Date:
18 March 2022
Author:
Paul Morriss

Drupal Meetup March

Our March Meetup focused on two presentations on:

  • Ignition Error Pages module and the Documentation Generator module

  • Backdrop as an alternative CMS for Drupal 7 sites

This was followed by short discussion on the possibility of a ‘hybrid’ Meetup with some people meeting in-person and others dialling in. 

Ignition Error Pages and Documentation Generator modules

Gaurav Kapoor is a senior Drupal engineer at Axelerant. At our March Meetup he spoke about two contributed modules, Ignition Error Pages and Documentation Generator.

The Ignition Error Pages module integrates Ignition with Drupal to make error pages look beautiful. At the moment, it only works with Drupal 10 due to dependence on Symfony 5.

The Documentation Generator module can be used as part of a site handover, or more generally to find out more about a Drupal site. The module was originally set up as a sandbox module, however Gaurav took it on as the maintainer. It provides documentation in one page that can be exported to MS Word or PDF. It includes quite a few filters so you can choose what gets generated in the documentation. 

Backdrop for Drupal 7 sites

The second presentation was from Greg Netsas, a Drupal developer at Salsa. Greg introduced Backdrop CMS as an affordable open-source solution for SMEs, not-for-profit and the education sector. Backdrop CMS was forked from the Drupal codebase in 2013, before the introduction of the dependency on Symfony with Drupal 8 and newer versions, so it’s more similar to Drupal 7. The first release was in 2015, and it follows a 4-month release cycle, with 21 minor releases since. Each minor release adds new features and improves the user interface and experience. It’s now being used as a solution for Drupal 7 sites that are nearing end-of-life but can’t be migrated to Drupal 9 either because of the complexity or, most commonly, because of budget restrictions.

Backdrop values the needs of the editor and architect over the needs of the developer, and the needs of the contrib developer over the needs of the core developer. The project principles are:

  • Easier upgrades — Backwards compatibility is important

  • Simple — Write code for the majority

  • Focus — Include features for the majority

  • Extensible — Ensure Backdrop can be extended

  • Secure — Keep sites and people safe

  • Performance — Meet low system requirements

  • Release on time — Plan and schedule releases

  • Freedom — Remain free and open source

Greg also talked about the collaboration between the Drupal Security Team and the Backdrop Security Team for security releases that affect both projects, and he showed us some interesting stats on the size of the Backdrop community.

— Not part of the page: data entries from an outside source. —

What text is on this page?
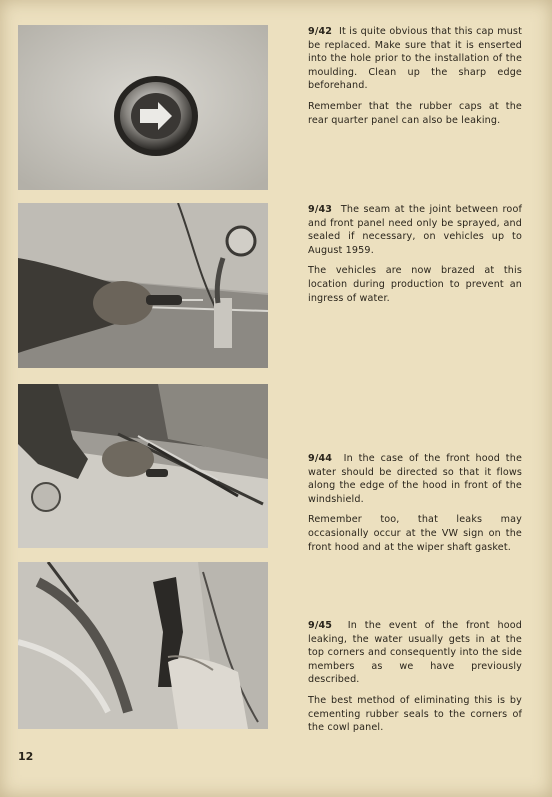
9/42 It is quite obvious that this cap must be replaced. Make sure that it is enserted into the hole prior to the installation of the moulding. Clean up the sharp edge beforehand.

Remember that the rubber caps at the rear quarter panel can also be leaking.

9/43 The seam at the joint between roof and front panel need only be sprayed, and sealed if necessary, on vehicles up to August 1959.

The vehicles are now brazed at this location during production to prevent an ingress of water.

9/44 In the case of the front hood the water should be directed so that it flows along the edge of the hood in front of the windshield.

Remember too, that leaks may occasionally occur at the VW sign on the front hood and at the wiper shaft gasket.

9/45 In the event of the front hood leaking, the water usually gets in at the top corners and consequently into the side members as we have previously described.

The best method of eliminating this is by cementing rubber seals to the corners of the cowl panel.

12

Interesting recent fact: Stanford University in the US has upgraded two of its high-profile sites from Drupal 7 to Backdrop CMS. The upgraded sites went live back in January, but it was only shortly after Greg’s presentation that there was an official announcement by the team of developers that look after those sites. They said: “Our total cost was less than 20% of the cost to rebuild (in Drupal 9).”

If you want to see what Backdrop looks like and try its user interface, you can spin up a sandbox (it only takes about 1 min and the sandboxes only last for 24hrs).